KING et al. “Impact of Clean-Label Antimicrobials and Nitrite Derived from Natural Sources on the Outgrowth of Clostridium perfringens during Cooling of Deli-Style Turkey Breast” (tradução livre: “Impacto de antimicrobianos de rótulo limpo e nitritos derivados de fontes naturais na proliferação de Clostridium perfringens durante o resfriamento de peito de peru em forma de embutido”). Journal of Food Protection, vol. 5, nº 78, p. 946-953, 2015.
___________________. “Comparison of curing ingredients derived from purified and natural sources on inhibition of Clostridium perfringens outgrowth during the cooling of deli-style turkey breast” (tradução livre: “Comparação entre ingredientes de cura derivados de fontes purificadas e naturais na inibição da proliferação da bactéria Clostridium perfringens durante o resfriamento de peito de peru embutido.”) Journal of Food Protection, vol. 8, nº 78, p. 1527-1535, 2015.

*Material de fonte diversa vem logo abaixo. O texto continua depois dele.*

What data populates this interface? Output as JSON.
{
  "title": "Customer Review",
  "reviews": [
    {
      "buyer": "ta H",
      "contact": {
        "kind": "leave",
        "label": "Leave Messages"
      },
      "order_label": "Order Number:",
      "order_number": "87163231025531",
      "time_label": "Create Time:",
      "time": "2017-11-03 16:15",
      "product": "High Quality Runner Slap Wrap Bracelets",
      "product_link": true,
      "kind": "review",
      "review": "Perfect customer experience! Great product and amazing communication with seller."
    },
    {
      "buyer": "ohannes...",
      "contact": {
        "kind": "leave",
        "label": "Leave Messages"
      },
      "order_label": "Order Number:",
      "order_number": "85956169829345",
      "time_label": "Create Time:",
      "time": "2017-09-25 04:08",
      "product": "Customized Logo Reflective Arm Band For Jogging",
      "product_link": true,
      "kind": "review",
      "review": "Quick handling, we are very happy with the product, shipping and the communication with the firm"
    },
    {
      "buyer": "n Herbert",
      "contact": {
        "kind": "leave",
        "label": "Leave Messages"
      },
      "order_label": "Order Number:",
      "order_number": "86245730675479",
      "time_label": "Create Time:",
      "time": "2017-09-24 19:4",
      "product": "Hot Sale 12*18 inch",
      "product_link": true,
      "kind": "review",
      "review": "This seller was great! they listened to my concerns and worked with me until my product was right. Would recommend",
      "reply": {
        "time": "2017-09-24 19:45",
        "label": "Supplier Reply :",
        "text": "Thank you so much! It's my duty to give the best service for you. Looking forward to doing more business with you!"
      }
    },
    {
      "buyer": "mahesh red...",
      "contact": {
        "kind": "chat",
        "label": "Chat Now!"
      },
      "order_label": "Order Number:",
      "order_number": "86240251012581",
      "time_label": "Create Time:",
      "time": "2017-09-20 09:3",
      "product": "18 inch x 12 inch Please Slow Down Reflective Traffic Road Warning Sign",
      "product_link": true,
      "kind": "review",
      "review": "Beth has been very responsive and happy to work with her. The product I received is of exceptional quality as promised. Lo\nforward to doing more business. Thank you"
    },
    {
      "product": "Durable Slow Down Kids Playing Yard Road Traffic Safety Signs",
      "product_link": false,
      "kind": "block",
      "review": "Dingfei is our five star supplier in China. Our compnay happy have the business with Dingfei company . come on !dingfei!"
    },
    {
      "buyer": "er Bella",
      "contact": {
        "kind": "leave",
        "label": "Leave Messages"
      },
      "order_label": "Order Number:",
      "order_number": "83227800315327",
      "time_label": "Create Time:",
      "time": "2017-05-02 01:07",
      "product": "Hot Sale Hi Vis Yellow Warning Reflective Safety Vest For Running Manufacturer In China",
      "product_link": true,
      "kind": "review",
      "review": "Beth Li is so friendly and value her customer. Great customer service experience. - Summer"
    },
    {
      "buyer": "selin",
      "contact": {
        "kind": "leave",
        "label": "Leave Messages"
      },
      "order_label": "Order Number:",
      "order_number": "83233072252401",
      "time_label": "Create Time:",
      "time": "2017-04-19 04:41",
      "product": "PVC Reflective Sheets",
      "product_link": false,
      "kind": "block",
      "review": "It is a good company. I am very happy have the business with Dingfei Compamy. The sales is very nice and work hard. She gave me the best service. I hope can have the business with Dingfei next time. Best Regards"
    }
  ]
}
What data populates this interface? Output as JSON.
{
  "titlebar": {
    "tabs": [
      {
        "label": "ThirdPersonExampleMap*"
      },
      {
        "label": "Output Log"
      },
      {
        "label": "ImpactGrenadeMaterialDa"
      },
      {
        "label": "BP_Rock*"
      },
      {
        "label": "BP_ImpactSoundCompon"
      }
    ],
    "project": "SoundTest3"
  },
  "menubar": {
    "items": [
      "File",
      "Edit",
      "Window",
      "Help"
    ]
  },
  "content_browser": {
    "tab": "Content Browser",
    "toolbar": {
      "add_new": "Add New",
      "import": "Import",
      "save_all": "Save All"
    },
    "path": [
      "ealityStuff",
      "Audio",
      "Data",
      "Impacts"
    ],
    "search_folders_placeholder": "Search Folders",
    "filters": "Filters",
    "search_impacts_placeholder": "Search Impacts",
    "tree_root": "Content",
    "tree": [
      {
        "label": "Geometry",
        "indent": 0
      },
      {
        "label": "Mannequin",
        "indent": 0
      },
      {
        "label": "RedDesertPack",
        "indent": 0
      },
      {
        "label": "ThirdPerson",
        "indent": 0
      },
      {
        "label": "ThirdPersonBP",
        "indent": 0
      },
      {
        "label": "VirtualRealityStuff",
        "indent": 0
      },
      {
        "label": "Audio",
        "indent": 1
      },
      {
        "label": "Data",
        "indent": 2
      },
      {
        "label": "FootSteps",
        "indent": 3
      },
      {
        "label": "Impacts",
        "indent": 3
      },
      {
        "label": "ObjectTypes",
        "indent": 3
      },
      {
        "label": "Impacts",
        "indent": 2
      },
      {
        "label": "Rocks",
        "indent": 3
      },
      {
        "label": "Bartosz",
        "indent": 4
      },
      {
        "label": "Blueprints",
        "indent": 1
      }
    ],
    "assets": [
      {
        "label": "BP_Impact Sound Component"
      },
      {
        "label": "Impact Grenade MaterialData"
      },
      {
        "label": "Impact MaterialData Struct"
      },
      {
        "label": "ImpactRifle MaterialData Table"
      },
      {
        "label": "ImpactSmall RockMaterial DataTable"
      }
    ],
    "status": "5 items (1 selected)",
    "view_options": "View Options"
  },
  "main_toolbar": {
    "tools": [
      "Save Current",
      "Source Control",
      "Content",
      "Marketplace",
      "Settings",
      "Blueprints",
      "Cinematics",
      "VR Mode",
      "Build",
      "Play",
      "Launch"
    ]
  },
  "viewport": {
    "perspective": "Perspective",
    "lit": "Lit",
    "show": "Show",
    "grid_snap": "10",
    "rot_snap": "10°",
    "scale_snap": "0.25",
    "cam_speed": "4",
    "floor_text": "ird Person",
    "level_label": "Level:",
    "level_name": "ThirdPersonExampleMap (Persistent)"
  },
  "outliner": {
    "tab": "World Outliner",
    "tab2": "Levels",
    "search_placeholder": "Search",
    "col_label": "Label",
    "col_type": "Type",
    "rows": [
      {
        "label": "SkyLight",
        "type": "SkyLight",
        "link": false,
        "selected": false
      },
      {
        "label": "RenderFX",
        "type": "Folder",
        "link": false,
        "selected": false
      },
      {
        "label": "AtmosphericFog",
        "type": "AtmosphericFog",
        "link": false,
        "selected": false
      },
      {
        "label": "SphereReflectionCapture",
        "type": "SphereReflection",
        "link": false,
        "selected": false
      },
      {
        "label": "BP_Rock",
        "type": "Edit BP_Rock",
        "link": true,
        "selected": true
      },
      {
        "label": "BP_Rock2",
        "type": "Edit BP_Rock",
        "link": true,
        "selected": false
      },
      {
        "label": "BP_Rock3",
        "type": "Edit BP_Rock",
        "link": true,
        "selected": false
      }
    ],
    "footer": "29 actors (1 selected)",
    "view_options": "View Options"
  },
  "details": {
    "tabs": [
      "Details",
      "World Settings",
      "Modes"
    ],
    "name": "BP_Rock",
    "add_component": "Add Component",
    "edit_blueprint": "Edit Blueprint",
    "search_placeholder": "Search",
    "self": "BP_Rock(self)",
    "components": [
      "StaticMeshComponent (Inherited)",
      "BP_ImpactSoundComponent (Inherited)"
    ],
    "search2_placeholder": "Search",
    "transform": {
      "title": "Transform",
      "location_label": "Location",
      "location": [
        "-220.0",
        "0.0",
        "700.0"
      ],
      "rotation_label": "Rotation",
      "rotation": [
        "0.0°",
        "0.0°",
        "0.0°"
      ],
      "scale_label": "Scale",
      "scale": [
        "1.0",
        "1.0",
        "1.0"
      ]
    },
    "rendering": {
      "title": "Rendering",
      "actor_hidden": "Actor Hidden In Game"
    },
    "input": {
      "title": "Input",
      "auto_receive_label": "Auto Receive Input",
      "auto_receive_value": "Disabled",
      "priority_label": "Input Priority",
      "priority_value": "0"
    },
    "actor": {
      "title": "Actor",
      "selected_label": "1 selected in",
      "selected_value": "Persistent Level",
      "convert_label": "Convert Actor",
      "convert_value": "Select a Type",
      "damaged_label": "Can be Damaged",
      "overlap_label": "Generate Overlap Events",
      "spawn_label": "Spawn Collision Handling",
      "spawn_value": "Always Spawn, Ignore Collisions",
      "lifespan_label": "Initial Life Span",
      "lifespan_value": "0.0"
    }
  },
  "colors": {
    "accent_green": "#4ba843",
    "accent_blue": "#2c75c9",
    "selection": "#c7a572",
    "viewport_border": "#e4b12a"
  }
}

Esses estudos concluíram que:
1) concentrações menores de nitrito (abaixo de 75 ppm), independentemente de sua fonte, podem se tornar um problema em relação ao controle eficaz da bactéria C. perfringensdurante o resfriamento, com base nas diretrizes de resfriamento prolongado (100 ppm) do Serviço de Inspeção e Segurança Alimentar do Departamento de Agricultura dos EUA, “Apêndice A”;
2) a adição de um ingrediente antimicrobiano (além do nitrito) é uma abordagem muito plausível para se tratar do controle da Clostridium perfringens durante um período mais prolongado de resfriamento;
3) a despeito da fonte de nitrito (quer dizer, se natural ou sintético), o controle deClostridium perfringens durante o resfriamento é o mesmo.
Tópicos de resumo
Todas as pesquisas até aqui conduzidas embasam as seguintes conclusões e recomendações:
• dado que a concentração é a mesma, deve ser entendida como cientificamente aceitável para levar em conta o nitrito como uma fonte purificada, assim como o nitrito como fonte natural para que seja idêntico em sua composição, função e impacto na qualidade e segurança alimentar;
• uma combinação de pelo menos 75 ppm de nitrito de sódio, e de pelo menos 250 ppm de ascorbato foram encontradas e corroboradas para fornecer qualidade aceitável com segurança semelhante às práticas convencionais de cura;
• caso sejam utilizados níveis mais baixos de nitrito (quer dizer, em sistema de cura alternativos), suplementar o nitrito em uso com outros antimicrobianos é uma abordagem possível para que se obtenham patamares importantes de segurança alimentar;
• um importante corpo científico acerca de novas pesquisas sobre nitritos e segurança alimentar foi criado e enaltece décadas de estudos já publicados sobre nitritos/segurança alimentar. O copo de acadêmicos e as pesquisas recentes devem ser associados para se avançar ainda mais na resolução da questão dos nitritos e da segurança alimentar.